緋女 ~前編~



ため息をついて私は降参する。



「分かった」

回転椅子でくるりと振り向くと彼と目があった。

「もう怒ってないんですか?」

「怒るのも労力がいるの。しかも相手が何も変わらないつもりなら無駄よ」



「___無駄な時間はお嫌いですか?」

その何の感情も見えない声が、お喋りな瞳によって色がつく。

この三十分で、時折彼がこちらを試すような言葉を、私に投げかけてくるのはもう分かっていた。

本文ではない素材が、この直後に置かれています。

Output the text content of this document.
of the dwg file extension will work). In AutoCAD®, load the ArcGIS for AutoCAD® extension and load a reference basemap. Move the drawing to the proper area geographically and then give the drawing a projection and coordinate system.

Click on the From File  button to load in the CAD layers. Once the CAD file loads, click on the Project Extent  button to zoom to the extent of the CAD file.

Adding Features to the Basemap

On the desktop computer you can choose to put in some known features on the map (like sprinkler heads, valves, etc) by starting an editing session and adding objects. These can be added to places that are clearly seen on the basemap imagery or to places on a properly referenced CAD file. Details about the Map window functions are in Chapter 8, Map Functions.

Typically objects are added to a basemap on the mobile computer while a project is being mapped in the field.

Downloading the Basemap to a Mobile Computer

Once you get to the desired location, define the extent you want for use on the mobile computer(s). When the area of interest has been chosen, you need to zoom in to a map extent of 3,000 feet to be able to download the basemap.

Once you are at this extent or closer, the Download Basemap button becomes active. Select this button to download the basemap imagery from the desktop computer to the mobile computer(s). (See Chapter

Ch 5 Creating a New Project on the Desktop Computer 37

「まあ、無駄な時間をどう有効的に過ごせるかに、よるんじゃないかしら」



努めて落ち着き払った声を出す。

彼のその質問。私はその彼の抜き打ちチェックに今のところ合格できているのか。

まあそれは私には分からないし、分からなくても良い。



でも、私はなぜこんなに彼の質問に合格しようと必死なのか。

これはゆゆしき問題。


今の自分を動かしているのは、間違いなく彼だ。


その否定の仕様がない事実は
母が私を裏切ったのにも関わらず、私が母を裏切っているような罪悪感を芽生えさせる。

気分が一気に暗くなった。
  
その考えを打ち消すように頭をひとつふる。



「最後つて? 化粧?」

「そうです。もっともレヴィア様は素材がいいですから、そうですね………これだけにしましょう」

そう言って円筒状のその小物をどこからか出したのか目の前に出す。